We have mentioned social spiders in some amber once before in Cretacean murder mystery solved. But here is spiders' social personality in embryo, from an engrossing paper by Kate L. Laskowski and Jonathan N Pruitt of the Berlin Leibniz-Institute of Freshwater Ecology and Inland Fisheries and Pittsburgh University in the US. To function as a team, the spiders have adopted a simple but ant-like differentiation of labour.
A social niche specialisation is supposed to develop when a group interact repeatedly. This reduces competition and increases individual rewards in the social spider Stegodyphus mimosarum and other members of this genus. They tend to stick together on their webs and maintain groups with persistent social interactions.

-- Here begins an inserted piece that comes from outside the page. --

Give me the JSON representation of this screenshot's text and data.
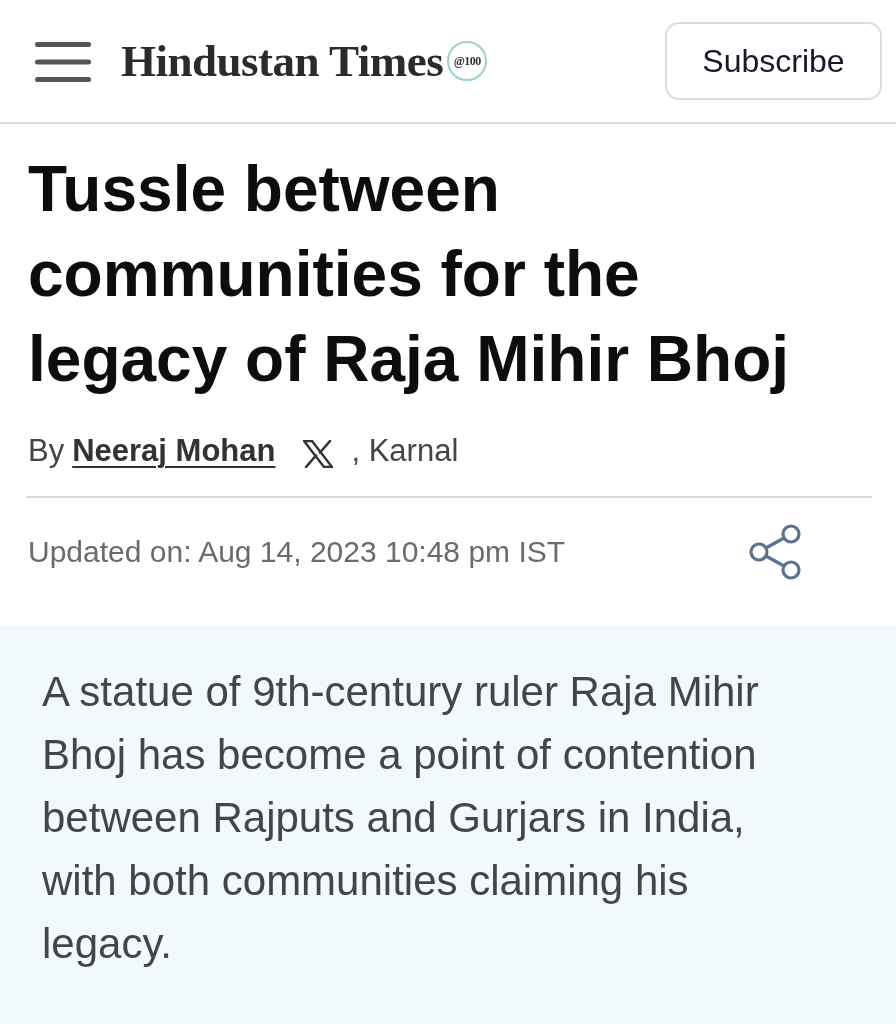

The researchers studied spider response to a simulated predator and also prey attack response (to vibration). A boldness/shyness measure was devised using air jets from a 10cm distance. This was meant to simulate a predatory bird's wing approaching. The predator response caused huddling, from which some individuals recovered quicker than others. The colour coding seen in the photograph ensured each individual could be identified. The speed with which an individual attacked when the vibration was sensed measured their boldness/shyness.

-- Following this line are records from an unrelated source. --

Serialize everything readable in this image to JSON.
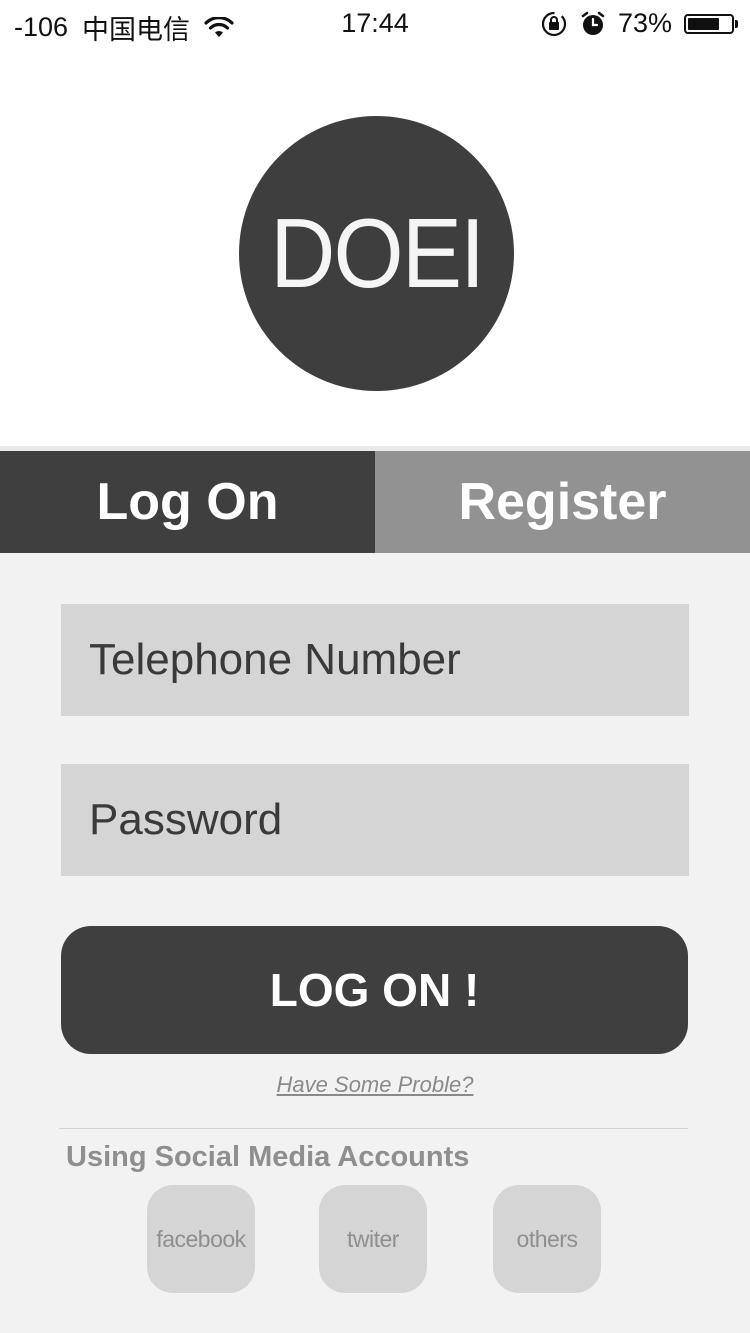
{
  "status_bar": {
    "signal": "-106",
    "carrier": "中国电信",
    "time": "17:44",
    "battery_percent": "73%",
    "battery_level": 0.73,
    "icons": [
      "wifi-icon",
      "lock-rotation-icon",
      "alarm-icon",
      "battery-icon"
    ]
  },
  "brand": {
    "logo_text": "DOEI",
    "color": "#3e3e3e"
  },
  "tabs": [
    {
      "label": "Log On",
      "active": true
    },
    {
      "label": "Register",
      "active": false
    }
  ],
  "form": {
    "phone_placeholder": "Telephone Number",
    "phone_value": "",
    "password_placeholder": "Password",
    "password_value": "",
    "submit_label": "LOG ON !",
    "help_link": "Have Some Proble?"
  },
  "social": {
    "heading": "Using Social Media Accounts",
    "buttons": [
      {
        "label": "facebook"
      },
      {
        "label": "twiter"
      },
      {
        "label": "others"
      }
    ]
  },
  "colors": {
    "dark": "#3f3f3f",
    "inactive_tab": "#929292",
    "field_bg": "#d5d5d5",
    "page_bg": "#f2f2f2"
  }
}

There were consistent differences in boldness and attack tendency. The most consistency was found for boldness, among colonies that had been together for at least 4 weeks. The social niche theory seems to hold up with animal boldness where the spiders had been closeted in a stable group. Many other animal species such as sticklebacks have tendencies to socialise in similar ways, so the next step may even stretch as far as primate evolution, to see how antisocial our own species has become.
The next step for this research would be to check how colonies performed when these social and consistent individuals were present. Meanwhile, this paper containing the research is in - the Proceedings of the Royal Society B.